Une Suisse sans armée n° 35, automne 1997, p. 9

Manoeuvres franco-helvétiques:

Quand les armées récupèrent les civils

L'équipe suisse de foot n'ira pas en France, mais notre armée y est déjà.

Mercredi 15 octobre 97, l'opération ayant pour nom de code «Léman 97» atteint son apogée. C'est une démonstration prévue depuis 18 mois, à laquelle participent des bataillons suisses et français, parait-il spécialistes de l'assistance humanitaire. Dans ce scénario, les services professionnels de la Sécurité civile et des sapeurs pompiers allaient se trouver dépassés par les événements.

Le motif de l'exercice était de tester la collaboration militaire entre régions voisines en cas de catastrophe, comme par exemple celui proposé pour l'occasion: un tremblement de terre en Haute-Savoie.

Toute l'opération était orchestrée par Adolf Ogi et son homologue français Jean-Pierre Masseret, secrétaire d'Etat. Celle-ci s'est déroulée du 29 septembre au 17 octobre 97 et a nécessité l'engagement de 500 à 600 soldats suisses, des troupes de sauvetage, sanitaires, transports, transmissions et de l'aviation. Du côté français, les moyens militaires était approximativement les mêmes.

Avant le début de l'exercice, les ordres avaient été donnés dans un courrier adressé à toute la troupe : «Nous sommes à l'étranger, la France nous accueille. En tant qu'invité, nous nous soumettons aux usages et coutumes de l'hôte. Nous représentons la Suisse! Il va de soi que, tant en service qu'en congé, notre comportement doit être exemplaire».

Bilan: une catastrophe

En effet, lors du traditionnel «gueuleton» organisé pour la réussite de ce scénario les syndicats des pompiers français ont préféré boycotter la fête pour d'une part, critiquer les moyens déployés et d'autre part, pour dénoncer le fait de n'avoir pas été associés à ce projet transfrontalier. En effet, dans le cas d'une catastrophe comme un séisme majeur, disent-ils: «c'est nous qui sommes en première ligne, quoi qu'en pensent les militaires!» A cette occasion, les principaux responsables des pompiers et des services de la sécurité civile n'ont pas hésité à venir de Lyon et de Paris pour protester.

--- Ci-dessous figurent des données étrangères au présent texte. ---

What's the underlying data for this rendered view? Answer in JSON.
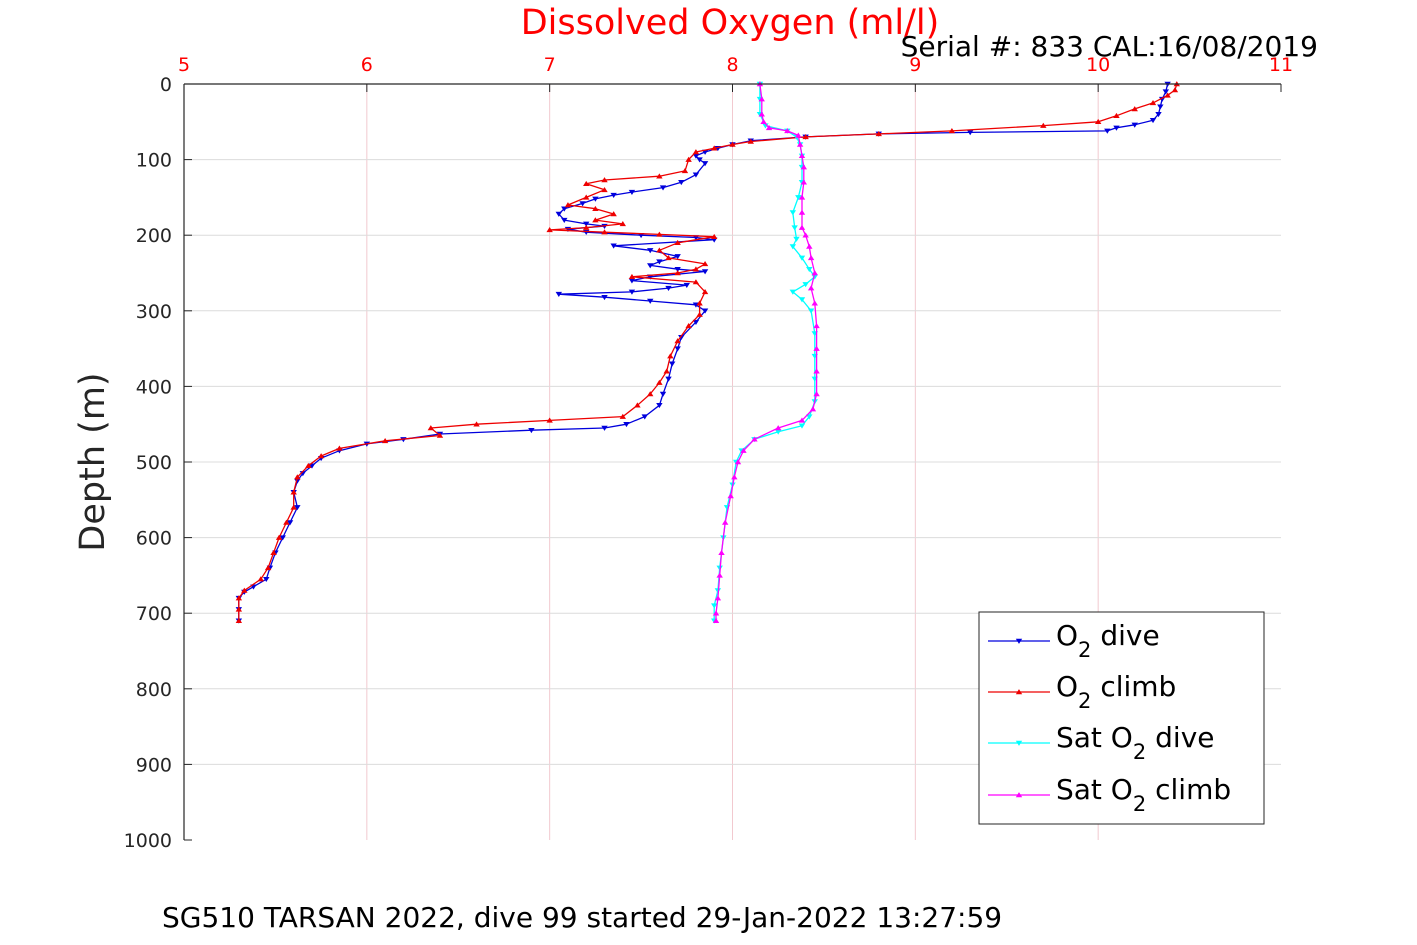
{
  "chart_data": {
    "type": "line",
    "title": "Dissolved Oxygen (ml/l)",
    "subtitle": "Serial #: 833  CAL:16/08/2019",
    "footer": "SG510 TARSAN 2022, dive 99 started 29-Jan-2022 13:27:59",
    "xlabel": "",
    "ylabel": "Depth (m)",
    "xlim": [
      5,
      11
    ],
    "ylim": [
      0,
      1000
    ],
    "y_reversed": true,
    "x_axis_position": "top",
    "x_ticks": [
      "5",
      "6",
      "7",
      "8",
      "9",
      "10",
      "11"
    ],
    "y_ticks": [
      "0",
      "100",
      "200",
      "300",
      "400",
      "500",
      "600",
      "700",
      "800",
      "900",
      "1000"
    ],
    "grid": true,
    "legend": "bottom-right",
    "colors": {
      "title": "#ff0000",
      "xtick": "#ff0000",
      "grid": "#f2c9cf",
      "axis": "#262626"
    },
    "series": [
      {
        "name_parts": [
          "O",
          "2",
          " dive"
        ],
        "color": "#0000dd",
        "marker": "down-triangle",
        "points": [
          [
            10.38,
            0
          ],
          [
            10.37,
            10
          ],
          [
            10.35,
            20
          ],
          [
            10.34,
            30
          ],
          [
            10.33,
            40
          ],
          [
            10.3,
            48
          ],
          [
            10.2,
            54
          ],
          [
            10.1,
            58
          ],
          [
            10.05,
            62
          ],
          [
            9.3,
            64
          ],
          [
            8.8,
            66
          ],
          [
            8.4,
            70
          ],
          [
            8.1,
            75
          ],
          [
            8.0,
            80
          ],
          [
            7.92,
            85
          ],
          [
            7.85,
            90
          ],
          [
            7.8,
            95
          ],
          [
            7.82,
            100
          ],
          [
            7.85,
            105
          ],
          [
            7.8,
            120
          ],
          [
            7.72,
            130
          ],
          [
            7.62,
            137
          ],
          [
            7.45,
            143
          ],
          [
            7.35,
            147
          ],
          [
            7.25,
            152
          ],
          [
            7.18,
            158
          ],
          [
            7.08,
            165
          ],
          [
            7.05,
            172
          ],
          [
            7.08,
            180
          ],
          [
            7.2,
            185
          ],
          [
            7.3,
            188
          ],
          [
            7.1,
            192
          ],
          [
            7.2,
            196
          ],
          [
            7.5,
            200
          ],
          [
            7.8,
            203
          ],
          [
            7.9,
            206
          ],
          [
            7.35,
            214
          ],
          [
            7.55,
            220
          ],
          [
            7.7,
            228
          ],
          [
            7.6,
            235
          ],
          [
            7.55,
            240
          ],
          [
            7.7,
            245
          ],
          [
            7.85,
            248
          ],
          [
            7.55,
            255
          ],
          [
            7.45,
            260
          ],
          [
            7.75,
            266
          ],
          [
            7.65,
            270
          ],
          [
            7.45,
            275
          ],
          [
            7.05,
            278
          ],
          [
            7.3,
            282
          ],
          [
            7.55,
            287
          ],
          [
            7.8,
            292
          ],
          [
            7.85,
            300
          ],
          [
            7.8,
            315
          ],
          [
            7.72,
            335
          ],
          [
            7.7,
            350
          ],
          [
            7.67,
            370
          ],
          [
            7.65,
            390
          ],
          [
            7.62,
            410
          ],
          [
            7.6,
            425
          ],
          [
            7.52,
            440
          ],
          [
            7.42,
            450
          ],
          [
            7.3,
            455
          ],
          [
            6.9,
            458
          ],
          [
            6.4,
            463
          ],
          [
            6.2,
            470
          ],
          [
            6.0,
            476
          ],
          [
            5.85,
            485
          ],
          [
            5.75,
            495
          ],
          [
            5.7,
            505
          ],
          [
            5.65,
            515
          ],
          [
            5.62,
            525
          ],
          [
            5.6,
            540
          ],
          [
            5.62,
            560
          ],
          [
            5.58,
            580
          ],
          [
            5.54,
            600
          ],
          [
            5.5,
            620
          ],
          [
            5.47,
            640
          ],
          [
            5.45,
            655
          ],
          [
            5.38,
            665
          ],
          [
            5.33,
            672
          ],
          [
            5.3,
            680
          ],
          [
            5.3,
            695
          ],
          [
            5.3,
            710
          ]
        ]
      },
      {
        "name_parts": [
          "O",
          "2",
          " climb"
        ],
        "color": "#ee0000",
        "marker": "up-triangle",
        "points": [
          [
            10.43,
            0
          ],
          [
            10.42,
            8
          ],
          [
            10.38,
            15
          ],
          [
            10.3,
            25
          ],
          [
            10.2,
            33
          ],
          [
            10.1,
            42
          ],
          [
            10.0,
            50
          ],
          [
            9.7,
            55
          ],
          [
            9.2,
            62
          ],
          [
            8.8,
            66
          ],
          [
            8.4,
            70
          ],
          [
            8.1,
            76
          ],
          [
            8.0,
            80
          ],
          [
            7.9,
            85
          ],
          [
            7.8,
            90
          ],
          [
            7.76,
            100
          ],
          [
            7.74,
            115
          ],
          [
            7.6,
            122
          ],
          [
            7.3,
            127
          ],
          [
            7.2,
            132
          ],
          [
            7.3,
            140
          ],
          [
            7.2,
            150
          ],
          [
            7.1,
            160
          ],
          [
            7.25,
            165
          ],
          [
            7.35,
            172
          ],
          [
            7.25,
            180
          ],
          [
            7.4,
            185
          ],
          [
            7.2,
            190
          ],
          [
            7.0,
            193
          ],
          [
            7.3,
            196
          ],
          [
            7.6,
            199
          ],
          [
            7.9,
            202
          ],
          [
            7.7,
            210
          ],
          [
            7.6,
            220
          ],
          [
            7.65,
            230
          ],
          [
            7.85,
            238
          ],
          [
            7.8,
            245
          ],
          [
            7.7,
            250
          ],
          [
            7.45,
            255
          ],
          [
            7.8,
            262
          ],
          [
            7.85,
            275
          ],
          [
            7.82,
            290
          ],
          [
            7.82,
            305
          ],
          [
            7.76,
            320
          ],
          [
            7.7,
            340
          ],
          [
            7.66,
            360
          ],
          [
            7.64,
            380
          ],
          [
            7.6,
            395
          ],
          [
            7.55,
            410
          ],
          [
            7.48,
            425
          ],
          [
            7.4,
            440
          ],
          [
            7.0,
            445
          ],
          [
            6.6,
            450
          ],
          [
            6.35,
            455
          ],
          [
            6.4,
            465
          ],
          [
            6.1,
            472
          ],
          [
            5.85,
            482
          ],
          [
            5.75,
            492
          ],
          [
            5.68,
            505
          ],
          [
            5.62,
            520
          ],
          [
            5.6,
            540
          ],
          [
            5.6,
            560
          ],
          [
            5.56,
            580
          ],
          [
            5.52,
            600
          ],
          [
            5.49,
            620
          ],
          [
            5.46,
            640
          ],
          [
            5.42,
            655
          ],
          [
            5.33,
            670
          ],
          [
            5.3,
            680
          ],
          [
            5.3,
            695
          ],
          [
            5.3,
            710
          ]
        ]
      },
      {
        "name_parts": [
          "Sat O",
          "2",
          " dive"
        ],
        "color": "#00ffff",
        "marker": "down-triangle",
        "points": [
          [
            8.15,
            0
          ],
          [
            8.15,
            20
          ],
          [
            8.15,
            40
          ],
          [
            8.18,
            55
          ],
          [
            8.3,
            62
          ],
          [
            8.35,
            70
          ],
          [
            8.37,
            80
          ],
          [
            8.38,
            95
          ],
          [
            8.38,
            110
          ],
          [
            8.38,
            130
          ],
          [
            8.36,
            150
          ],
          [
            8.33,
            170
          ],
          [
            8.34,
            190
          ],
          [
            8.35,
            205
          ],
          [
            8.33,
            215
          ],
          [
            8.38,
            230
          ],
          [
            8.42,
            245
          ],
          [
            8.45,
            255
          ],
          [
            8.4,
            265
          ],
          [
            8.33,
            275
          ],
          [
            8.38,
            285
          ],
          [
            8.43,
            300
          ],
          [
            8.45,
            330
          ],
          [
            8.45,
            360
          ],
          [
            8.45,
            390
          ],
          [
            8.45,
            420
          ],
          [
            8.42,
            440
          ],
          [
            8.38,
            452
          ],
          [
            8.25,
            460
          ],
          [
            8.12,
            470
          ],
          [
            8.05,
            485
          ],
          [
            8.02,
            500
          ],
          [
            8.0,
            530
          ],
          [
            7.97,
            560
          ],
          [
            7.95,
            600
          ],
          [
            7.93,
            640
          ],
          [
            7.92,
            670
          ],
          [
            7.9,
            690
          ],
          [
            7.9,
            710
          ]
        ]
      },
      {
        "name_parts": [
          "Sat O",
          "2",
          " climb"
        ],
        "color": "#ff00ff",
        "marker": "up-triangle",
        "points": [
          [
            8.15,
            0
          ],
          [
            8.16,
            20
          ],
          [
            8.16,
            40
          ],
          [
            8.17,
            50
          ],
          [
            8.2,
            58
          ],
          [
            8.3,
            62
          ],
          [
            8.36,
            68
          ],
          [
            8.37,
            80
          ],
          [
            8.38,
            95
          ],
          [
            8.39,
            110
          ],
          [
            8.39,
            130
          ],
          [
            8.38,
            150
          ],
          [
            8.38,
            170
          ],
          [
            8.38,
            190
          ],
          [
            8.4,
            200
          ],
          [
            8.42,
            215
          ],
          [
            8.43,
            230
          ],
          [
            8.45,
            250
          ],
          [
            8.43,
            270
          ],
          [
            8.45,
            290
          ],
          [
            8.46,
            320
          ],
          [
            8.46,
            350
          ],
          [
            8.46,
            380
          ],
          [
            8.46,
            410
          ],
          [
            8.44,
            430
          ],
          [
            8.38,
            445
          ],
          [
            8.25,
            455
          ],
          [
            8.12,
            470
          ],
          [
            8.06,
            485
          ],
          [
            8.03,
            500
          ],
          [
            8.01,
            520
          ],
          [
            7.99,
            545
          ],
          [
            7.96,
            580
          ],
          [
            7.94,
            620
          ],
          [
            7.93,
            650
          ],
          [
            7.92,
            680
          ],
          [
            7.91,
            700
          ],
          [
            7.91,
            710
          ]
        ]
      }
    ]
  }
}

De plus, pour les pompiers de la bourgade française de Seyssel, cette démonstration a plus ressemblé à un show irréaliste, où ont manqué juste lasers et musique, qu'une opération de «vrais professionnels» ...

Les dessous du film

Actuellement, aussi bien en France qu'en Suisse, nous assistons à des opérations de récupération des affaires civiles par l'armée. Les opérations effectuées par la protection civile, les pompiers ou la sécurité civile sont prises d'assaut par les forces armées pour faire passer au sein de la population civile le nouveau «look» et les nouveaux objectifs qu'elle veut se donner. Ceux-ci servent à moyen terme à démontrer que l'armée professionnelle existe et à long terme, qu'elle reste utile et opérationnelle même en temps de paix.

Adolf Ogi n'a pas hésité à faire changer le nom de son Département militaire fédéral (DMF) en Département de la défense, de la protection de la population et des sports! Du côté français, c'est le même type de discours: «Il n'y a pas de monopole du sauvetage lorsqu'il s'agit de sauver des vies» a sèchement répondu Jean-Pierre Masseret aux critiques des pompiers.

Cette opération, comme toutes celles à venir, montre clairement que l'armée est à nouveau entrain de tromper la population en restructurant son image. Elle n'hésite pas à monopoliser des taches d'aide publique qui normalement sont dévolues à des organismes civils.